En las regiones, hoy, los colombianos vuelven a temblar, a huir, al sálvese quien pueda. En la pobre Colombia la sangre empieza nuevamente a salirse por los filos de la alfombra.
Ahora con lo de Venezuela se vienen los marines estaounidenses, con la complacencia del presidente de la República. Ahora vendrán ellos, seguramente con inmunidad, como hace unos años durante el gobierno de Álvaro Uribe Vélez, cuando estuvieron acá y violaron a niñas colombianas y luego vendieron los videos de las violaciones.

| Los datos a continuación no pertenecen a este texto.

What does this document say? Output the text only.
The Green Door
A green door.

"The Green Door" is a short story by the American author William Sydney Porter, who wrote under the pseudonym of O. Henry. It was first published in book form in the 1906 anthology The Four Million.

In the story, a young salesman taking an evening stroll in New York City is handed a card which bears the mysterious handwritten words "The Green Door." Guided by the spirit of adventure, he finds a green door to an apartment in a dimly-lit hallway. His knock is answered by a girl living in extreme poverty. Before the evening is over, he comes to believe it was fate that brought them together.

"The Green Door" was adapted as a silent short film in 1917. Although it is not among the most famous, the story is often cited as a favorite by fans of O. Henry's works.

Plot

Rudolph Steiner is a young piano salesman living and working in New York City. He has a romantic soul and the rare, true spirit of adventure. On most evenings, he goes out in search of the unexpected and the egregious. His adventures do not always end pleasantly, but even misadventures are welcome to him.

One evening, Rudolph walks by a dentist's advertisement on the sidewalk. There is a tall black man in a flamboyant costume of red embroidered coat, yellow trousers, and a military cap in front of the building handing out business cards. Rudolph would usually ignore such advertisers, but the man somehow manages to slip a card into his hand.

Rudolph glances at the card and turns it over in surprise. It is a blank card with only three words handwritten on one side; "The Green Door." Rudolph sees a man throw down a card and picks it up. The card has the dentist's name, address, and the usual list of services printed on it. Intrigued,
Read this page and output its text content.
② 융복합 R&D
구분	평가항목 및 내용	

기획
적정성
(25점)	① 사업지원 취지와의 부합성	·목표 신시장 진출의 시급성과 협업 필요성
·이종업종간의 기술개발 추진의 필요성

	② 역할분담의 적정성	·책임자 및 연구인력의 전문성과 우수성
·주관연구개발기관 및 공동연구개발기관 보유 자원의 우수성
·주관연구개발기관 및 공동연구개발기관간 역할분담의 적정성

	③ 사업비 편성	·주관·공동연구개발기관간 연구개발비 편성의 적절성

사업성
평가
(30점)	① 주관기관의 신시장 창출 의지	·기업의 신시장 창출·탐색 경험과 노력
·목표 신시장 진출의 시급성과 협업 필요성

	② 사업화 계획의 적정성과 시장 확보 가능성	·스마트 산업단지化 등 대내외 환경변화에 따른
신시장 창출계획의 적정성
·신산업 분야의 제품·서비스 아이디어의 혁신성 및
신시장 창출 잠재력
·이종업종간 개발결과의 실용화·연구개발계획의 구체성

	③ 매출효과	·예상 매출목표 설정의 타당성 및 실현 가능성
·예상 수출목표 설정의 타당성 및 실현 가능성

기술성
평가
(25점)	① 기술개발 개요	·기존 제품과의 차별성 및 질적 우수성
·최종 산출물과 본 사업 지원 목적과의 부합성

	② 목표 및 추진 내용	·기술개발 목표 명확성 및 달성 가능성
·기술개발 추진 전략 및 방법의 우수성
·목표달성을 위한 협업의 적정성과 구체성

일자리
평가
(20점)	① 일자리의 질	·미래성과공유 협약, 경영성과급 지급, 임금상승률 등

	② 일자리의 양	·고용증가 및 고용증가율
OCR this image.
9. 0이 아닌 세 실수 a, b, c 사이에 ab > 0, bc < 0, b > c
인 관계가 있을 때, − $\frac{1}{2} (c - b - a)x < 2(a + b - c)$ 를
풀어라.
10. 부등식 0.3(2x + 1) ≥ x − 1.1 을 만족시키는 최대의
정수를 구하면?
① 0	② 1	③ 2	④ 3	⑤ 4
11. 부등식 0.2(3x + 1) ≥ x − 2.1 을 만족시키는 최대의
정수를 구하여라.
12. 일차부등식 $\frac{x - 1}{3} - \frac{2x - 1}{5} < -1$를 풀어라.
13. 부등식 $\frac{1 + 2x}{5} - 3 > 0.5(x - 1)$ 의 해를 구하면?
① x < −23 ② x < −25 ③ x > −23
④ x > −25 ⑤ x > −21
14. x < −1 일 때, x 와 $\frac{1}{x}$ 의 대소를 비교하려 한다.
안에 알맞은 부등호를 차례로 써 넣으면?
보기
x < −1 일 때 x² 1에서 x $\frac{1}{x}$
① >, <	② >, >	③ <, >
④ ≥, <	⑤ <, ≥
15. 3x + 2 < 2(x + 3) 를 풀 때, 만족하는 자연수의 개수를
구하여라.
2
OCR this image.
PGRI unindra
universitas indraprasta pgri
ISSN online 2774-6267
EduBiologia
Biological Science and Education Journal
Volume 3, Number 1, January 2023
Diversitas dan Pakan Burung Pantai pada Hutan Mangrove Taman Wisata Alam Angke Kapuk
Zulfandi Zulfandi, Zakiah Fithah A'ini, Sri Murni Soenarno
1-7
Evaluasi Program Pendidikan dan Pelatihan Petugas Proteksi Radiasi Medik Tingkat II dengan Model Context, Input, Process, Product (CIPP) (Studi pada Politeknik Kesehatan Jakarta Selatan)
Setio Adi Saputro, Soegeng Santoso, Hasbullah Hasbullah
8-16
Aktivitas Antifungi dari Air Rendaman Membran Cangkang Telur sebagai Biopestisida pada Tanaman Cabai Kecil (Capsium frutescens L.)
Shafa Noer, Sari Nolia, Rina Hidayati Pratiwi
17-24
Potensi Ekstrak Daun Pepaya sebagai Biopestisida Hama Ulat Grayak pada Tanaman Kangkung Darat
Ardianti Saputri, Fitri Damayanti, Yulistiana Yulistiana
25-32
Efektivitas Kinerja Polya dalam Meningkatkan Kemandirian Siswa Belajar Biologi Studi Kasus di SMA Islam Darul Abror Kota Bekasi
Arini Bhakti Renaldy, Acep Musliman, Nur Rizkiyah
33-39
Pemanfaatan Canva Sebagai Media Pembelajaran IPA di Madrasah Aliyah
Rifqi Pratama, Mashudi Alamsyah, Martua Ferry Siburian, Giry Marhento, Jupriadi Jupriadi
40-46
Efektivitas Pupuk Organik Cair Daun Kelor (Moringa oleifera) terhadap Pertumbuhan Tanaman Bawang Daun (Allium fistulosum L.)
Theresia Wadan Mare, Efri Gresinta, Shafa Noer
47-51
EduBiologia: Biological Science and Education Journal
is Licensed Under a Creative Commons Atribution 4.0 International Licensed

La guerra no va a volver a Colombia porque no se ha ido, me decía Alberto, un amigo ingeniero de petróleos que ha recorrido las zonas más profundas de Colombia, y yo le dije que la guerra se mantendrá porque es el escenario perfecto para que Duque y su grupo se muevan como peces en el agua y que el presidente está dispuesto a hacer lo que sea para mostrarse como un Mesías, como un salvador, cumpliendo poco a poco con los rasgos propios de un dictador.
Hace tres noches vi el documental Franca: Chaos and Creation (Francesco Carrozzini, 2016) y me llamó la atención una frase con la que el filósofo francés Bernard-Henry Lévy define a Franca Sozzani, editora de la revista Vogue Italia. “Las mujeres como ella tienen destinos largos [...] las mujeres de su clase nacen varias veces en la misma vida”, decía el filósofo, y pensé que qué bendecida era Sozzani al poder nacer varias veces en la misma vida, como decía Lévy, y de disfrutar de un destino largo, porque acá, en Colombia, para casi todos, eso ahora es imposible. Los que no pensamos como Duque hemos sido condenados, o a morir asesinados, o a morir en vida, sin sueños, sin patria, sin más lastre que la incertidumbre, la desilusión y la vergüenza; hemos sido condenados a pasearnos como fantasmas entre multitudes de fantasmas.
John Rodríguez Saavedra es periodista.